The Far Side of the Sun is the seventh novel written by Kate Furnivall, and thus far her novels have fuelled our desire for the unknown with their exotic settings. The Far Side of the Sun is no exception, its breath taking descriptions leave you aching for some of that deep salty air and sultry heat. The language has a quality that is both captivating and elusive simultaneously, the words at times almost seem to glide through the air, hooking you as they pass. At the same time, there is a heaviness to the narrative, letting you see into the shadows behind the characters eyes. It is a credit to the author that she manages to merge this elusiveness and weightiness effortlessly in her writing, so you are borne along with the narrative without being borne down by it.
The narrative is split to encompass the perspective of the young outsider, Dodie Wyatt and the wealthy diplomat’s wife Ella Stanford; the effect of this is to draw the island together. The narrative is constantly bringing more people into the fold of the plot which adds to the intensity of the story as well as the island sense of community, particularly a community of friendship between women. Throughout the novel there are constant little asides pointing to the way that women are helping each other out behind the scenes of the male dominated politics, with the women making the real difference to the island.

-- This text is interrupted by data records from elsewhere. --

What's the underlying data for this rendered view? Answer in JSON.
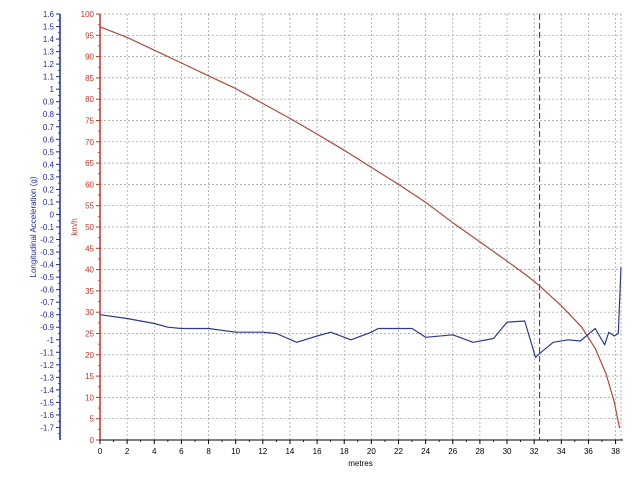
{
  "chart_data": {
    "type": "line",
    "x_axis": {
      "label": "metres",
      "range": [
        0,
        38.4
      ],
      "ticks": [
        0,
        2,
        4,
        6,
        8,
        10,
        12,
        14,
        16,
        18,
        20,
        22,
        24,
        26,
        28,
        30,
        32,
        34,
        36,
        38
      ],
      "grid": true,
      "color": "#000000"
    },
    "y_axis_left": {
      "label": "Longitudinal Acceleration (g)",
      "range": [
        -1.8,
        1.6
      ],
      "ticks": [
        1.6,
        1.5,
        1.4,
        1.3,
        1.2,
        1.1,
        1,
        0.9,
        0.8,
        0.7,
        0.6,
        0.5,
        0.4,
        0.3,
        0.2,
        0.1,
        0,
        -0.1,
        -0.2,
        -0.3,
        -0.4,
        -0.5,
        -0.6,
        -0.7,
        -0.8,
        -0.9,
        -1,
        -1.1,
        -1.2,
        -1.3,
        -1.4,
        -1.5,
        -1.6,
        -1.7
      ],
      "color": "#1f2c9e"
    },
    "y_axis_right": {
      "label": "km/h",
      "range": [
        0,
        100
      ],
      "ticks": [
        0,
        5,
        10,
        15,
        20,
        25,
        30,
        35,
        40,
        45,
        50,
        55,
        60,
        65,
        70,
        75,
        80,
        85,
        90,
        95,
        100
      ],
      "grid": true,
      "color": "#c0392b"
    },
    "cursor_x": 32.4,
    "series": [
      {
        "axis": "right",
        "color": "#b5473a",
        "points": [
          [
            0,
            97
          ],
          [
            2,
            94.5
          ],
          [
            4,
            91.5
          ],
          [
            6,
            88.5
          ],
          [
            8,
            85.5
          ],
          [
            10,
            82.5
          ],
          [
            12,
            79
          ],
          [
            14,
            75.5
          ],
          [
            16,
            71.8
          ],
          [
            18,
            68
          ],
          [
            20,
            64
          ],
          [
            22,
            60
          ],
          [
            24,
            55.8
          ],
          [
            26,
            51
          ],
          [
            28,
            46.5
          ],
          [
            30,
            42
          ],
          [
            31.5,
            38.5
          ],
          [
            32.4,
            36.2
          ],
          [
            34,
            31.5
          ],
          [
            35.5,
            26.5
          ],
          [
            36.5,
            21.5
          ],
          [
            37.3,
            15.5
          ],
          [
            37.9,
            9
          ],
          [
            38.3,
            2.8
          ]
        ]
      },
      {
        "axis": "left",
        "color": "#2d3a8c",
        "points": [
          [
            0,
            -0.8
          ],
          [
            2,
            -0.83
          ],
          [
            4,
            -0.87
          ],
          [
            5,
            -0.9
          ],
          [
            6,
            -0.91
          ],
          [
            8,
            -0.91
          ],
          [
            10,
            -0.94
          ],
          [
            12,
            -0.94
          ],
          [
            13,
            -0.95
          ],
          [
            14.5,
            -1.02
          ],
          [
            16,
            -0.97
          ],
          [
            17,
            -0.94
          ],
          [
            18.5,
            -1.0
          ],
          [
            20,
            -0.94
          ],
          [
            20.5,
            -0.91
          ],
          [
            22,
            -0.91
          ],
          [
            23,
            -0.91
          ],
          [
            24,
            -0.98
          ],
          [
            26,
            -0.96
          ],
          [
            27.5,
            -1.02
          ],
          [
            29,
            -0.99
          ],
          [
            30,
            -0.86
          ],
          [
            31.3,
            -0.85
          ],
          [
            32.1,
            -1.14
          ],
          [
            32.5,
            -1.1
          ],
          [
            33.4,
            -1.02
          ],
          [
            34.5,
            -1.0
          ],
          [
            35.4,
            -1.01
          ],
          [
            36.5,
            -0.91
          ],
          [
            37.2,
            -1.04
          ],
          [
            37.5,
            -0.94
          ],
          [
            37.9,
            -0.97
          ],
          [
            38.2,
            -0.95
          ],
          [
            38.4,
            -0.42
          ]
        ]
      }
    ]
  }
}
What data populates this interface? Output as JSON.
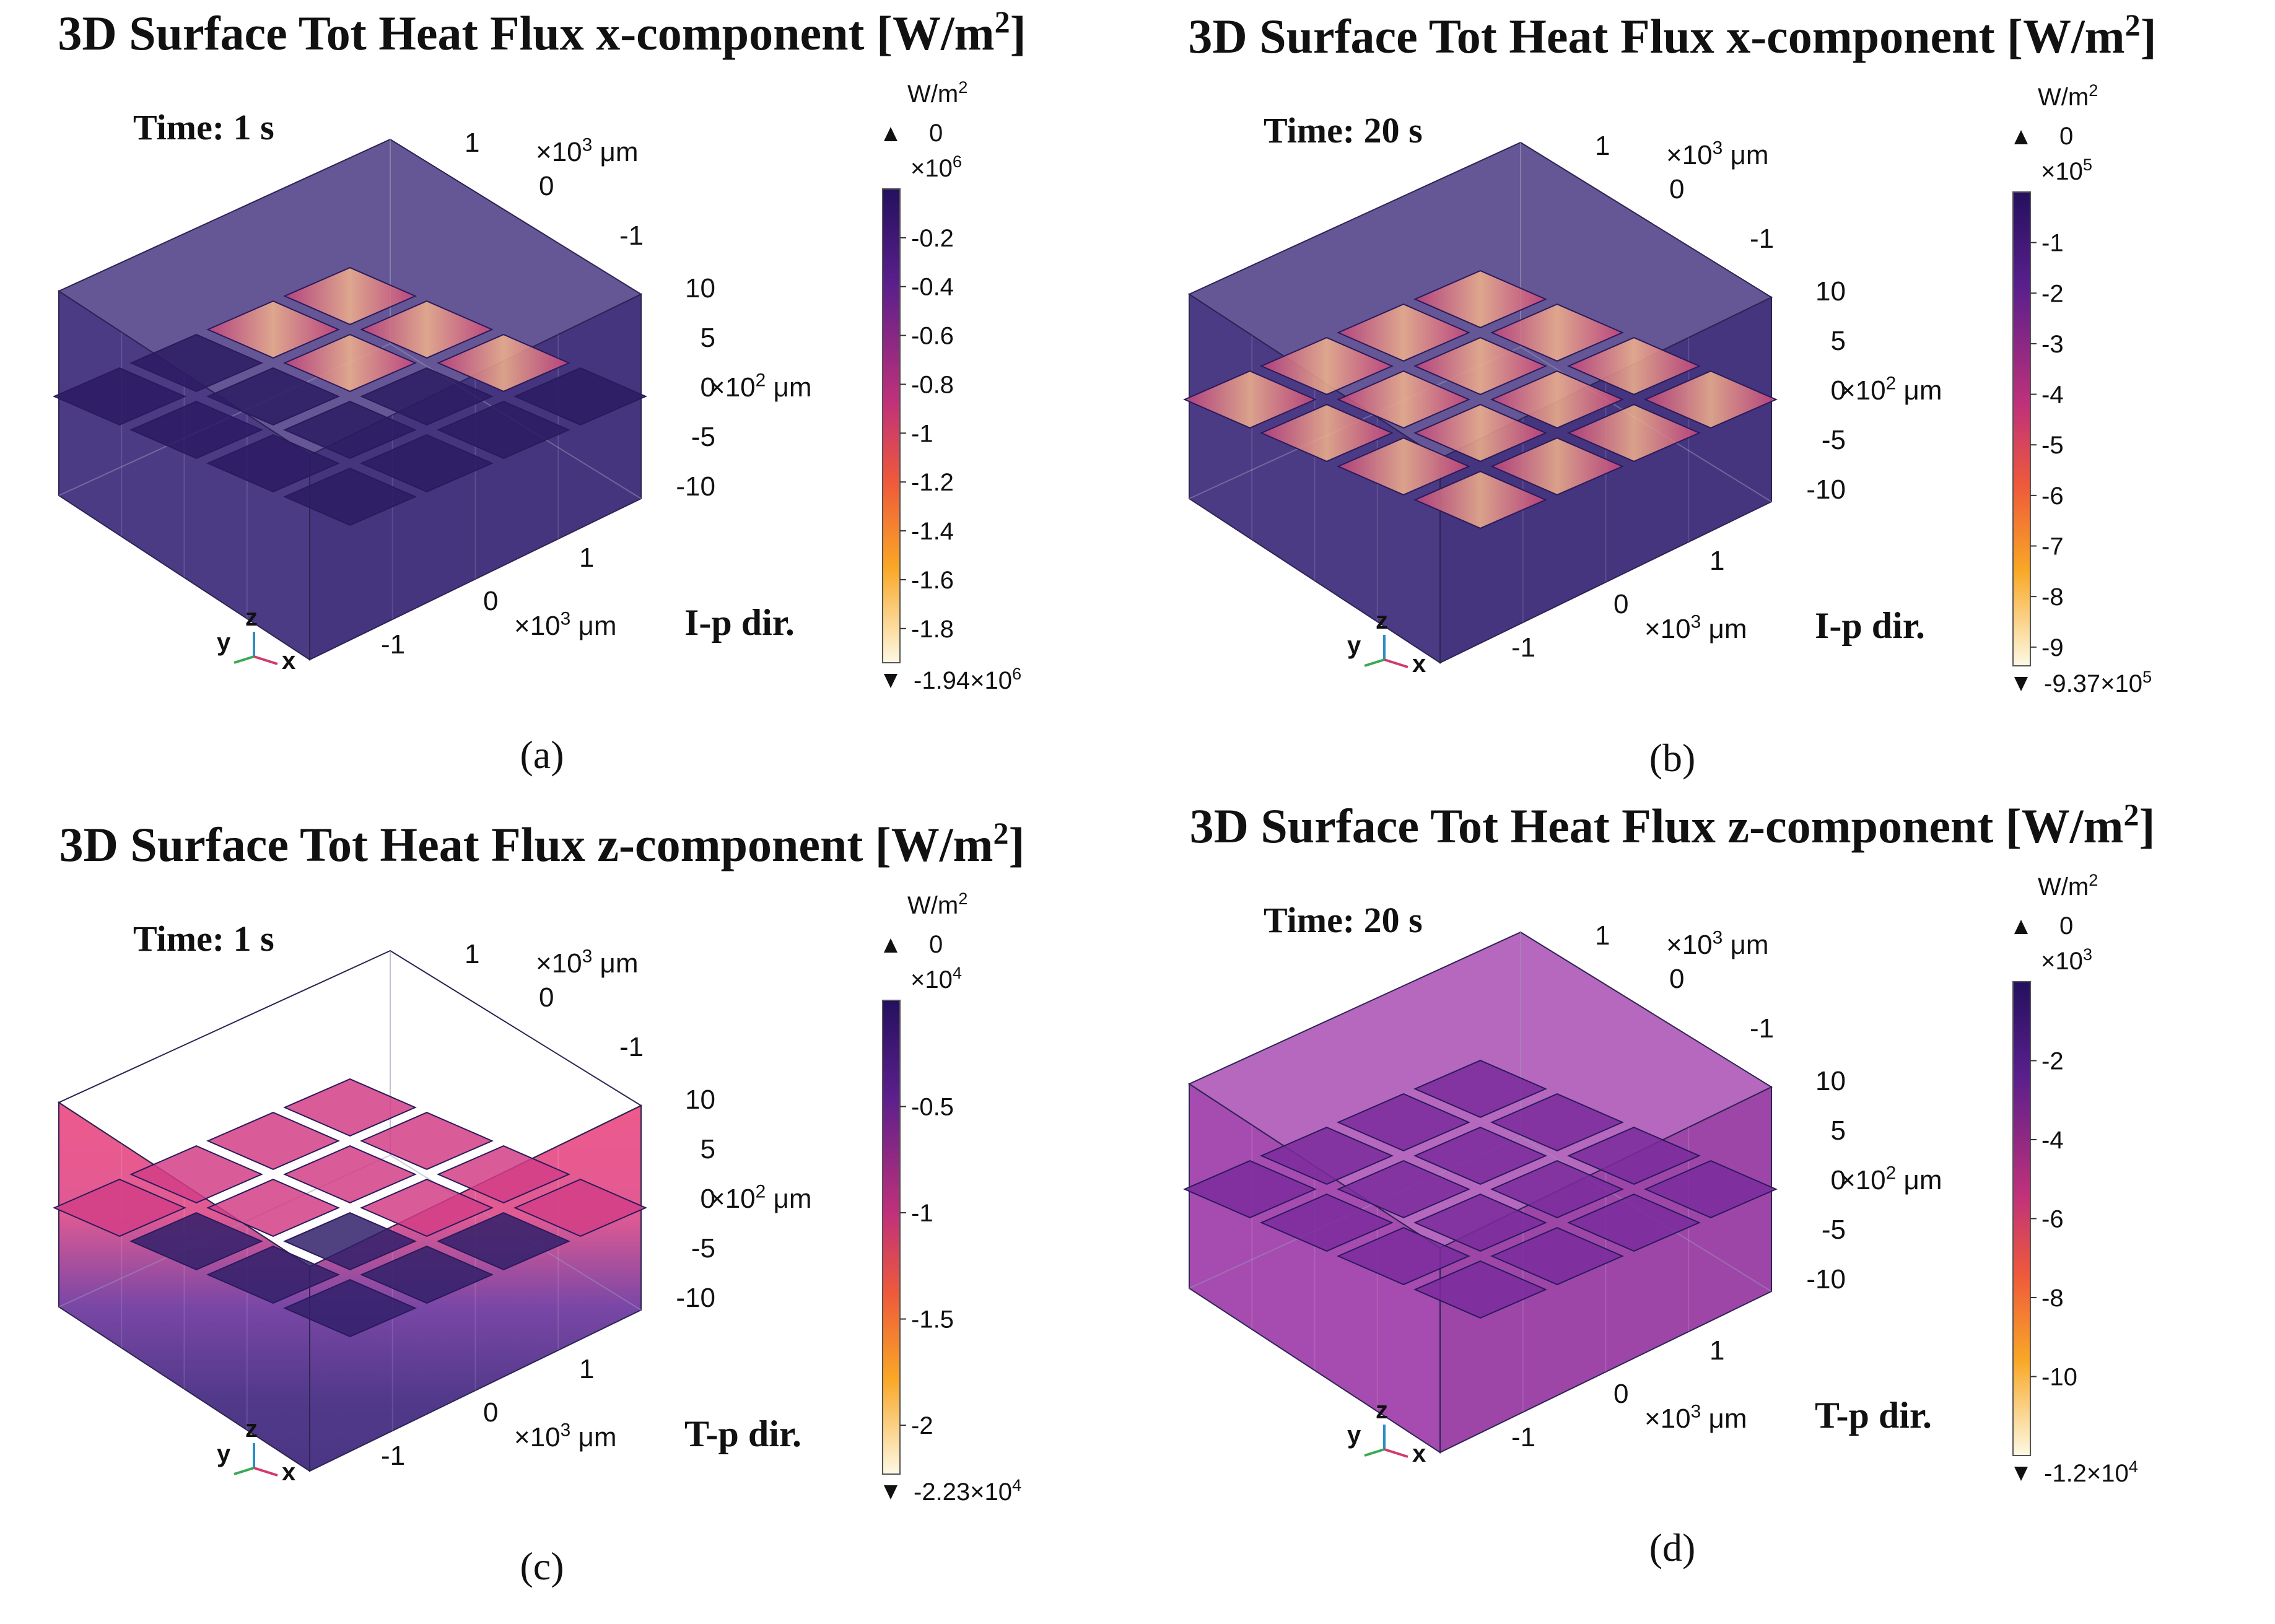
{
  "panels": [
    {
      "title_main": "3D Surface Tot Heat Flux x-component [W/m",
      "title_sup": "2",
      "title_end": "]",
      "time": "Time: 1 s",
      "direction": "I-p dir.",
      "caption": "(a)",
      "colorbar": {
        "unit": "W/m",
        "unit_sup": "2",
        "max_label": "0",
        "multiplier": "×10",
        "multiplier_exp": "6",
        "ticks": [
          "-0.2",
          "-0.4",
          "-0.6",
          "-0.8",
          "-1",
          "-1.2",
          "-1.4",
          "-1.6",
          "-1.8"
        ],
        "tick_values": [
          -0.2,
          -0.4,
          -0.6,
          -0.8,
          -1,
          -1.2,
          -1.4,
          -1.6,
          -1.8
        ],
        "range": [
          -1.94,
          0
        ],
        "min_label": "-1.94×10",
        "min_exp": "6"
      }
    },
    {
      "title_main": "3D Surface Tot Heat Flux x-component [W/m",
      "title_sup": "2",
      "title_end": "]",
      "time": "Time: 20 s",
      "direction": "I-p dir.",
      "caption": "(b)",
      "colorbar": {
        "unit": "W/m",
        "unit_sup": "2",
        "max_label": "0",
        "multiplier": "×10",
        "multiplier_exp": "5",
        "ticks": [
          "-1",
          "-2",
          "-3",
          "-4",
          "-5",
          "-6",
          "-7",
          "-8",
          "-9"
        ],
        "tick_values": [
          -1,
          -2,
          -3,
          -4,
          -5,
          -6,
          -7,
          -8,
          -9
        ],
        "range": [
          -9.37,
          0
        ],
        "min_label": "-9.37×10",
        "min_exp": "5"
      }
    },
    {
      "title_main": "3D Surface Tot Heat Flux z-component [W/m",
      "title_sup": "2",
      "title_end": "]",
      "time": "Time: 1 s",
      "direction": "T-p dir.",
      "caption": "(c)",
      "colorbar": {
        "unit": "W/m",
        "unit_sup": "2",
        "max_label": "0",
        "multiplier": "×10",
        "multiplier_exp": "4",
        "ticks": [
          "-0.5",
          "-1",
          "-1.5",
          "-2"
        ],
        "tick_values": [
          -0.5,
          -1,
          -1.5,
          -2
        ],
        "range": [
          -2.23,
          0
        ],
        "min_label": "-2.23×10",
        "min_exp": "4"
      }
    },
    {
      "title_main": "3D Surface Tot Heat Flux z-component [W/m",
      "title_sup": "2",
      "title_end": "]",
      "time": "Time: 20 s",
      "direction": "T-p dir.",
      "caption": "(d)",
      "colorbar": {
        "unit": "W/m",
        "unit_sup": "2",
        "max_label": "0",
        "multiplier": "×10",
        "multiplier_exp": "3",
        "ticks": [
          "-2",
          "-4",
          "-6",
          "-8",
          "-10"
        ],
        "tick_values": [
          -2,
          -4,
          -6,
          -8,
          -10
        ],
        "range": [
          -12,
          0
        ],
        "min_label": "-1.2×10",
        "min_exp": "4"
      }
    }
  ],
  "axes": {
    "back_x_ticks": [
      "1",
      "0",
      "-1"
    ],
    "back_x_unit": "×10",
    "back_x_unit_exp": "3",
    "back_x_unit_tail": " μm",
    "z_ticks": [
      "10",
      "5",
      "0",
      "-5",
      "-10"
    ],
    "z_unit": "×10",
    "z_unit_exp": "2",
    "z_unit_tail": " μm",
    "front_ticks": [
      "1",
      "0",
      "-1"
    ],
    "front_unit": "×10",
    "front_unit_exp": "3",
    "front_unit_tail": " μm",
    "triad": [
      "y",
      "z",
      "x"
    ]
  },
  "chart_data": [
    {
      "type": "heatmap",
      "title": "3D Surface Tot Heat Flux x-component [W/m²]",
      "annotation": "Time: 1 s",
      "colorbar_range": [
        -1940000,
        0
      ],
      "colorbar_ticks": [
        -200000,
        -400000,
        -600000,
        -800000,
        -1000000,
        -1200000,
        -1400000,
        -1600000,
        -1800000
      ],
      "axis_label": "I-p dir."
    },
    {
      "type": "heatmap",
      "title": "3D Surface Tot Heat Flux x-component [W/m²]",
      "annotation": "Time: 20 s",
      "colorbar_range": [
        -937000,
        0
      ],
      "colorbar_ticks": [
        -100000,
        -200000,
        -300000,
        -400000,
        -500000,
        -600000,
        -700000,
        -800000,
        -900000
      ],
      "axis_label": "I-p dir."
    },
    {
      "type": "heatmap",
      "title": "3D Surface Tot Heat Flux z-component [W/m²]",
      "annotation": "Time: 1 s",
      "colorbar_range": [
        -22300,
        0
      ],
      "colorbar_ticks": [
        -5000,
        -10000,
        -15000,
        -20000
      ],
      "axis_label": "T-p dir."
    },
    {
      "type": "heatmap",
      "title": "3D Surface Tot Heat Flux z-component [W/m²]",
      "annotation": "Time: 20 s",
      "colorbar_range": [
        -12000,
        0
      ],
      "colorbar_ticks": [
        -2000,
        -4000,
        -6000,
        -8000,
        -10000
      ],
      "axis_label": "T-p dir."
    }
  ],
  "colors": {
    "plasma_dark": "#3a1c73",
    "plasma_mid": "#d6365a",
    "plasma_orange": "#f7a11d",
    "plasma_light": "#fdf7d7",
    "box_dark": "#4a3a82",
    "box_magenta": "#a44aae"
  }
}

What I particularly enjoyed about the novel was the inspiration behind it. In the afterword Kate Furnivall explains how she came across the unsolved mystery of ‘Who Killed Sir Harry Oakes?’ One of the richest men in the world who was brutally murdered in Nassau in the Bahamas, she researched it by reading the non-fiction book Who Killed Sir Harry Oakes?, by James Leasor and whatever titbits from newspapers she could gather together. What is interesting is the way that Kate Furnivall integrated the lives of women into this mystery, writing them into the pages of Bahamas history. It sometimes feels as if the feminist agenda is being pushed on the readers a tiny bit too much, as if a woman is perpetually hanging over the narrative, gazing mistily into the distance ruing the day she was born a woman. Having said that, female passion is depicted very well in the novel; the text is very clear in keeping child-bearing away from the sex, thus revelling in female passion for the pure sake of passion; saying that women deserve and desire passion in their lives. The novel may be historical fiction set in the Bahamas, but Furnivall’s resounding message is that women matter, a lesson that still needs taking to heart today.